Do you send the patient home with a diagnosis of panic attack and follow up with her doctor? Or do you pursue further testing for pulmonary embolism? That is the million dollar question. And let me answer it for you. Our current system is set up to pursue the diagnosis of exclusion without regards to cost. And here's why. Doctors act out of fear. Patients respond out of the comfort of knowing. And in both situations, neither is personally held responsible for for the cost of their desires. We pay for it through higher premiums. We will pay for it through higher taxes. The patient is immune from the immediate cost of feel good medicine. The doctor is immune from the fear of not knowing. A fear that is driven to spend other peoples money to prevent a bad outcome.
Look at my four box theory on Testing vs Outcomes. The physician will always want to stay on the top line. Because that's where the lawyers work for food. That's where they feel good. And that's where the patients feel good. That's why rule out testing feels so good.
Let's go back and look at our example above. What are the options for this doctors plan? There are only two:
- Make a diagnosis of panic attack based on her hyperventilating, numbness, rapid respiratory rate and her previous history of similar episodes under similar circumstances and send her home without any blood work, xrays or other objective technological data.
- Pursue further rule out testing for pulmonary embolism based on her recent travel history, her smoking, her birth control pill usage, her positive family history of blood clots and her rapid respiratory rate, despite the lack of tachycardia, hypoxemia, chest pain, leg swelling or other classic findings for pulmonary embolism.
The threshold for further testing, no matter how low the probability, lies in the perceived urgency of the situation. A blood clot, while usually not life threatening, can be. But then again, many conditions can be life threatening, at the long end of the tail. The problem with probabilities is that eventually you get it wrong. And you don't want to be the doctor holding the bag, when your probabilities fail you. If you didn't do everything in the way of rule out testing, and a bad outcome happens, you land in the last box of my four box theory: No Test and Bad Outcome. And that is the box physicians fear the most. Not because they did something wrong, but because of the perception that they did something wrong. As a result, when in doubt, you order the test. And you let someone else pay for it while the patient and doctor gets piece of mind.
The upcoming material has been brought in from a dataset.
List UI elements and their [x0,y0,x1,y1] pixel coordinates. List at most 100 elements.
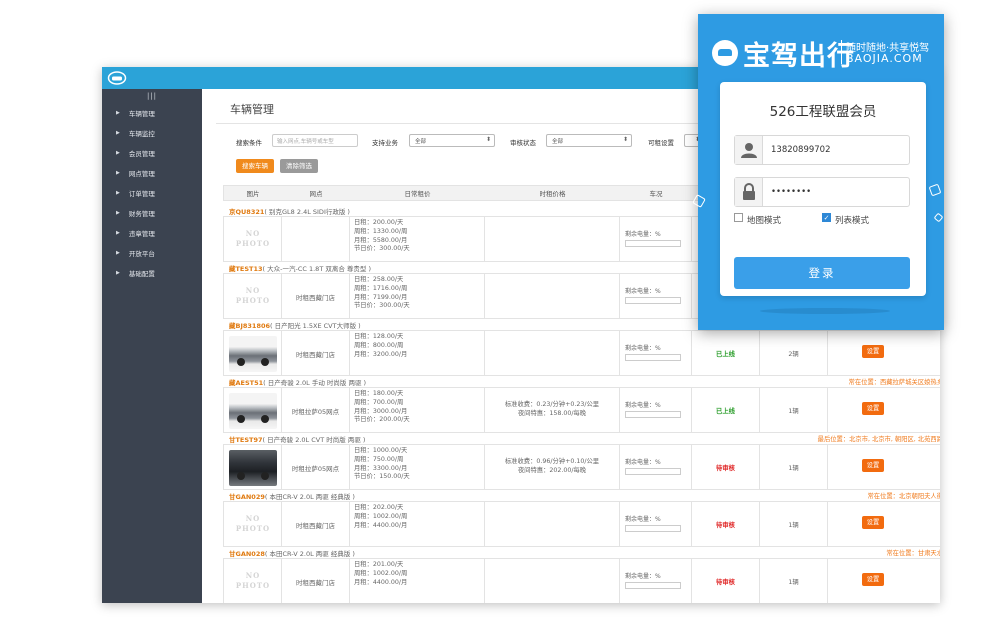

It's the perfect finance system to encourage lots of blood work, lots of xrays, lots of surgeries, lots of procedures and lots of expensive technology as well as lots of expensive cover your ass protocols that add lots of expense with little in return. We place doctors in control of other peoples money and then establish irrational expectations and standards of care for them to spend it. The #1 rule for doctors is to avoid the No Test with Bad Outcome scenario. It trumps everything else we do. And it's a fear driven mentality. A fear based on getting sued, not losing a lawsuit. The suit itself is the fear.
This patient, a 17 year old hyperventilating after losing her boyfriend, will probably get lab work, she'll get an IV, perhaps with the use of a vein light, she'll get a d-dimer and even if it's negative, she'll get either a V/Q scan or a CT scan of her lungs looking for a pulmonary embolism. Even though all the data points to a high probability of anxiety, because of the possibility of a pulmonary embolism based on history, the failure to diagnose this potentially life threatening or disabling condition has a high probability of landing the physician in box four where it's LOSE-LOSE.
It's just easier to order the test and feel good about it. And complain when your premiums rise another 10% next year.